It is also well established that “[sjummary judgment procedure is especially ill-adapted to negligence cases, where, as here, the ultimate issue in contention involves a mixed question of fact and law, and requires the trier of fact to determine whether the standard of care was met in a specific situation.” (Internal quotation marks omitted.) Michaud v. Gurney, 168 Conn. 431, 434, 362 A.2d 857 (1975); see also Fogarty v. Rashaw, 193 Conn. 442, 446, 476 A.2d 582 (1984); DiUlio v. Goulet, 2 Conn. App. 701, 703, 483 A.2d 1099 (1984). A determination *569of negligence is necessarily one of fact. Michaud v. Gurney, supra, 434; Cappiello v. Haselman, 154 Conn. 490, 495, 227 A.2d 79 (1967); Balboni v. Stonick, 2 Conn. App. 523, 527, 481 A.2d 82 (1984). As such, “[i]ssues of negligence are ordinarily not susceptible of summary adjudication but should be resolved by trial in the ordinary manner.” Spencer v. Good Earth Restaurant Corp., 164 Conn. 194, 199, 319 A.2d 403 (1972); see also Amendola v. Geremia, 21 Conn. App. 35, 37, 571 A.2d 131, cert. denied, 215 Conn. 803, 574 A.2d 217 (1990).

I

The plaintiff first asserts that a genuine issue of material fact exists as to whether the defendants had actual or constructive notice as to the presence of trespassers on the property. The issue of actual or constructive notice directly relates to the duty of care owed by a landowner to trespassers.

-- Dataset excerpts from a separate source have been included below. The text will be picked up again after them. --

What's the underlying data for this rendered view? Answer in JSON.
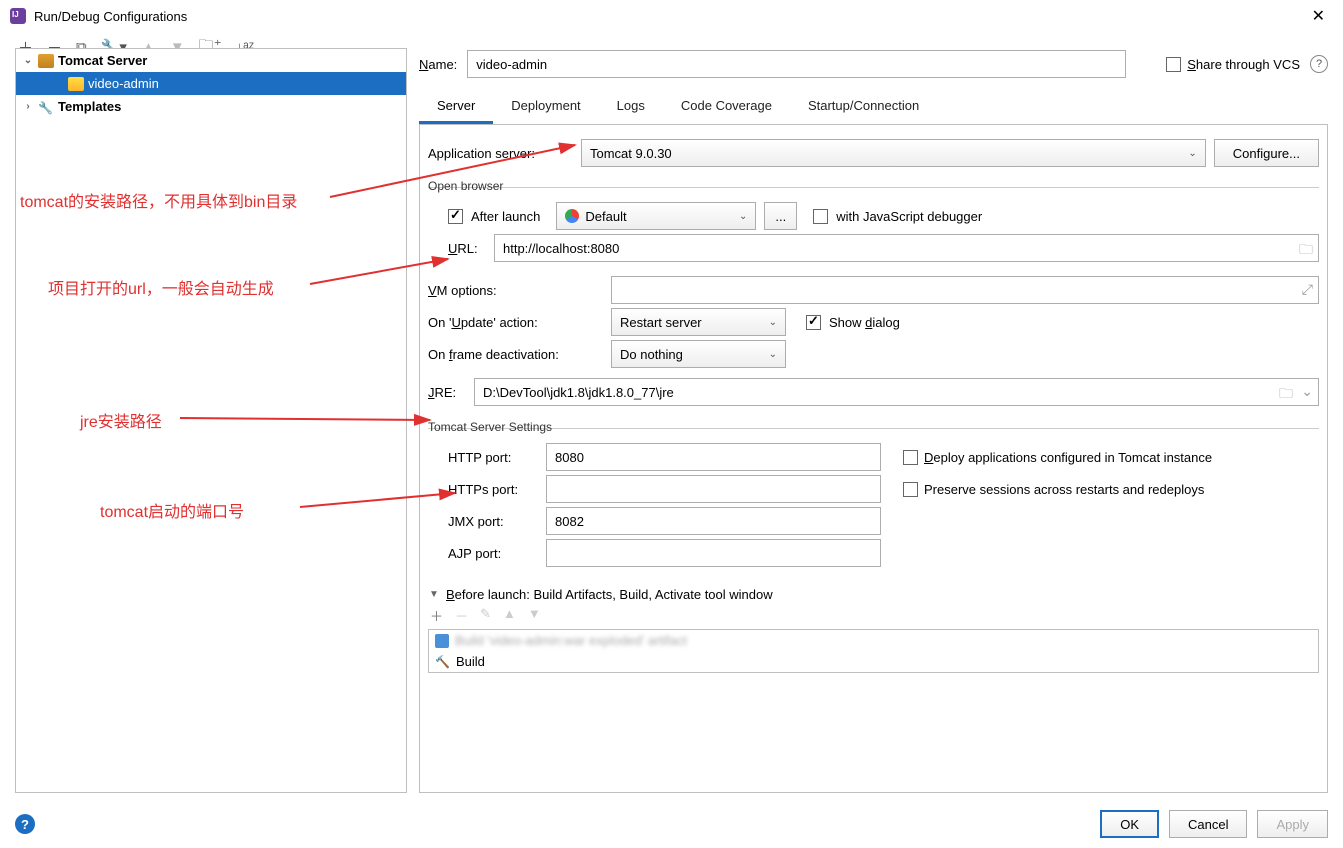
{
  "window": {
    "title": "Run/Debug Configurations"
  },
  "sidebar": {
    "tomcat_server": "Tomcat Server",
    "video_admin": "video-admin",
    "templates": "Templates"
  },
  "name_row": {
    "label_pre": "N",
    "label_post": "ame:",
    "value": "video-admin",
    "share": "S",
    "share_post": "hare through VCS"
  },
  "tabs": {
    "server": "Server",
    "deployment": "Deployment",
    "logs": "Logs",
    "coverage": "Code Coverage",
    "startup": "Startup/Connection"
  },
  "app_server": {
    "label": "Application server:",
    "value": "Tomcat 9.0.30",
    "configure": "Configure..."
  },
  "open_browser": {
    "section": "Open browser",
    "after_launch": "After launch",
    "default": "Default",
    "ellipsis": "...",
    "js_debug": "with JavaScript debugger",
    "url_lbl_u": "U",
    "url_lbl_post": "RL:",
    "url_val": "http://localhost:8080"
  },
  "vm": {
    "lbl_u": "V",
    "lbl_post": "M options:"
  },
  "update": {
    "lbl_pre": "On '",
    "lbl_u": "U",
    "lbl_post": "pdate' action:",
    "value": "Restart server",
    "show_pre": "Show ",
    "show_u": "d",
    "show_post": "ialog"
  },
  "frame": {
    "lbl_pre": "On ",
    "lbl_u": "f",
    "lbl_post": "rame deactivation:",
    "value": "Do nothing"
  },
  "jre": {
    "lbl_u": "J",
    "lbl_post": "RE:",
    "value": "D:\\DevTool\\jdk1.8\\jdk1.8.0_77\\jre"
  },
  "tomcat_settings": {
    "section": "Tomcat Server Settings",
    "http": "HTTP port:",
    "http_val": "8080",
    "https": "HTTPs port:",
    "https_val": "",
    "jmx": "JMX port:",
    "jmx_val": "8082",
    "ajp": "AJP port:",
    "ajp_val": "",
    "deploy_u": "D",
    "deploy_post": "eploy applications configured in Tomcat instance",
    "preserve": "Preserve sessions across restarts and redeploys"
  },
  "before_launch": {
    "header_u": "B",
    "header_post": "efore launch: Build Artifacts, Build, Activate tool window",
    "build": "Build"
  },
  "buttons": {
    "ok": "OK",
    "cancel": "Cancel",
    "apply": "Apply"
  },
  "annotations": {
    "a1": "tomcat的安装路径，不用具体到bin目录",
    "a2": "项目打开的url，一般会自动生成",
    "a3": "jre安装路径",
    "a4": "tomcat启动的端口号"
  }
}
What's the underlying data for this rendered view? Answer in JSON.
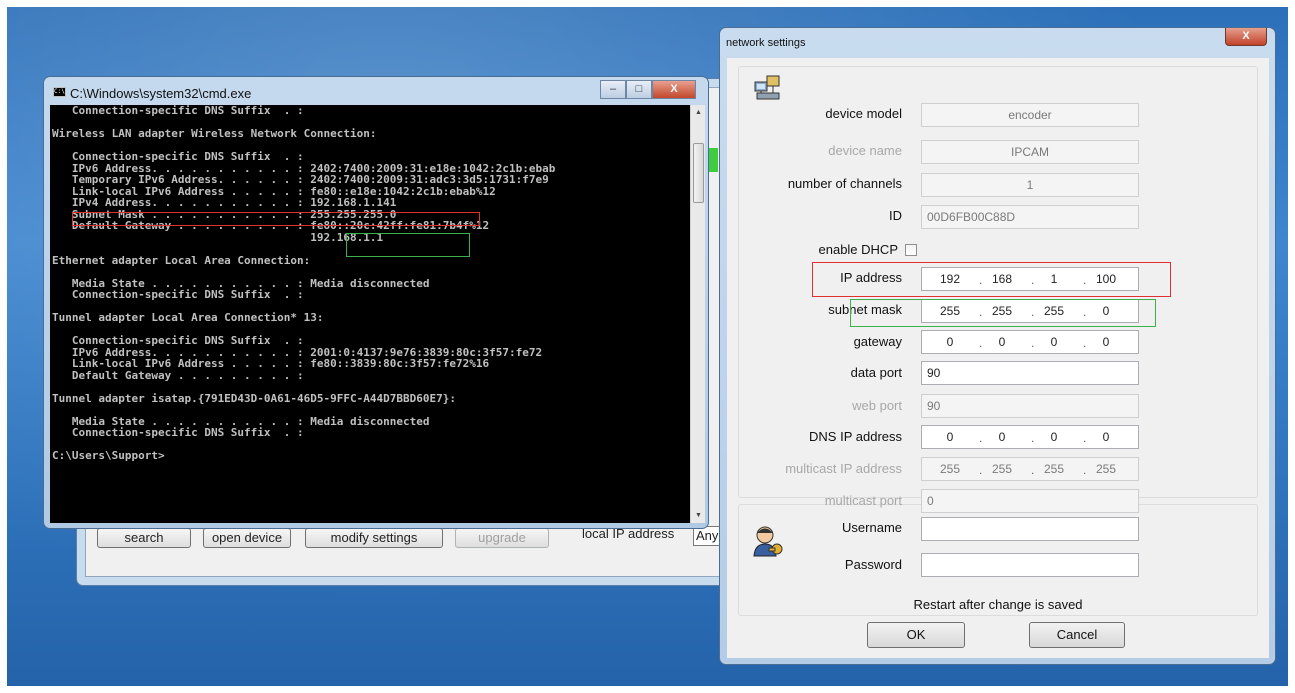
{
  "background_app": {
    "buttons": [
      {
        "label": "search",
        "disabled": false
      },
      {
        "label": "open device",
        "disabled": false
      },
      {
        "label": "modify settings",
        "disabled": false
      },
      {
        "label": "upgrade",
        "disabled": true
      }
    ],
    "local_ip_label": "local IP address",
    "local_ip_value": "Any"
  },
  "cmd": {
    "title": "C:\\Windows\\system32\\cmd.exe",
    "icon_text": "C:\\",
    "minimize": "–",
    "maximize": "□",
    "close": "X",
    "lines": [
      "   Connection-specific DNS Suffix  . :",
      "",
      "Wireless LAN adapter Wireless Network Connection:",
      "",
      "   Connection-specific DNS Suffix  . :",
      "   IPv6 Address. . . . . . . . . . . : 2402:7400:2009:31:e18e:1042:2c1b:ebab",
      "   Temporary IPv6 Address. . . . . . : 2402:7400:2009:31:adc3:3d5:1731:f7e9",
      "   Link-local IPv6 Address . . . . . : fe80::e18e:1042:2c1b:ebab%12",
      "   IPv4 Address. . . . . . . . . . . : 192.168.1.141",
      "   Subnet Mask . . . . . . . . . . . : 255.255.255.0",
      "   Default Gateway . . . . . . . . . : fe80::20c:42ff:fe81:7b4f%12",
      "                                       192.168.1.1",
      "",
      "Ethernet adapter Local Area Connection:",
      "",
      "   Media State . . . . . . . . . . . : Media disconnected",
      "   Connection-specific DNS Suffix  . :",
      "",
      "Tunnel adapter Local Area Connection* 13:",
      "",
      "   Connection-specific DNS Suffix  . :",
      "   IPv6 Address. . . . . . . . . . . : 2001:0:4137:9e76:3839:80c:3f57:fe72",
      "   Link-local IPv6 Address . . . . . : fe80::3839:80c:3f57:fe72%16",
      "   Default Gateway . . . . . . . . . :",
      "",
      "Tunnel adapter isatap.{791ED43D-0A61-46D5-9FFC-A44D7BBD60E7}:",
      "",
      "   Media State . . . . . . . . . . . : Media disconnected",
      "   Connection-specific DNS Suffix  . :",
      "",
      "C:\\Users\\Support>"
    ]
  },
  "network_settings": {
    "title": "network settings",
    "close": "X",
    "fields": {
      "device_model": {
        "label": "device model",
        "value": "encoder"
      },
      "device_name": {
        "label": "device name",
        "value": "IPCAM"
      },
      "channels": {
        "label": "number of channels",
        "value": "1"
      },
      "id": {
        "label": "ID",
        "value": "00D6FB00C88D"
      },
      "dhcp": {
        "label": "enable DHCP",
        "checked": false
      },
      "ip_address": {
        "label": "IP address",
        "octets": [
          "192",
          "168",
          "1",
          "100"
        ]
      },
      "subnet_mask": {
        "label": "subnet mask",
        "octets": [
          "255",
          "255",
          "255",
          "0"
        ]
      },
      "gateway": {
        "label": "gateway",
        "octets": [
          "0",
          "0",
          "0",
          "0"
        ]
      },
      "data_port": {
        "label": "data port",
        "value": "90"
      },
      "web_port": {
        "label": "web port",
        "value": "90"
      },
      "dns_ip": {
        "label": "DNS IP address",
        "octets": [
          "0",
          "0",
          "0",
          "0"
        ]
      },
      "multicast_ip": {
        "label": "multicast IP address",
        "octets": [
          "255",
          "255",
          "255",
          "255"
        ]
      },
      "multicast_port": {
        "label": "multicast port",
        "value": "0"
      },
      "username": {
        "label": "Username",
        "value": ""
      },
      "password": {
        "label": "Password",
        "value": ""
      }
    },
    "restart_note": "Restart after change is saved",
    "ok_label": "OK",
    "cancel_label": "Cancel"
  },
  "icons": {
    "device": "network-devices-icon",
    "user": "user-key-icon"
  },
  "colors": {
    "highlight_red": "#e03030",
    "highlight_green": "#3cb04a"
  }
}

Ordinarily, “ ‘the possessor of real estate owes no duty to trespassers ... to keep the property in a reasonably safe condition for their use . . . .’ ” Morin v. Bell Court Condominium Assn., Inc., 223 Conn. 323, 328, 612 A.2d 1197 (1992), quoting D. Wright, J. Fitzgerald & W. Ankerman, Connecticut Law of Torts (3d Ed.) § 47, p. 110. The only duty a landowner owes to a trespasser whose presence is undiscovered is a duty not to injure intentionally. Morin v. Bell Court Condominium Assn., Inc., supra, 328; see also W. Prosser & W. Keeton, Torts (5th Ed.) § 60, p. 416. Our courts have, however, recognized a duty of greater care that applies when a landowner knows, or should know, that trespassers regularly come onto his or her property. In Lucier v. Meriden-Wallingford Sand & Stone Co., 153 Conn. 422, 429, 216 A.2d 818 (1966), our Supreme Court cited with approval the doctrine established in § 335 of the 3 Restatement (Second), Torts. Section 335 provides: “A possessor of land who knows, or from facts within his *570knowledge should know, that trespassers constantly intrude upon a limited area of the land, is subject to liability for bodily harm caused to them by an artificial condition on the land, if (a) the condition (i) is one which the possessor has created or maintains and (ii) is, to his knowledge, likely to cause death or serious bodily harm to such trespasser and (iii) is of such a nature that he has reason to believe that such trespassers will not discover it, and (b) the possessor has failed to exercise reasonable care to warn such trespassers of the condition and the risk involved.”4

The trial court found, as a matter of law, that neither defendant had actual or constructive notice of prior *571trespassers, and, thus, each owed only a duty not to injure intentionally.5 In viewing the evidence in the light most favorable to the plaintiff as the nonmoving party; see Citicorp Mortgage, Inc. v. Porto, supra, 41 Conn. App. 601; we conclude that the pleadings, deposition testimony and affidavits create a genuine issue of material fact as to whether the defendants had actual or constructive notice.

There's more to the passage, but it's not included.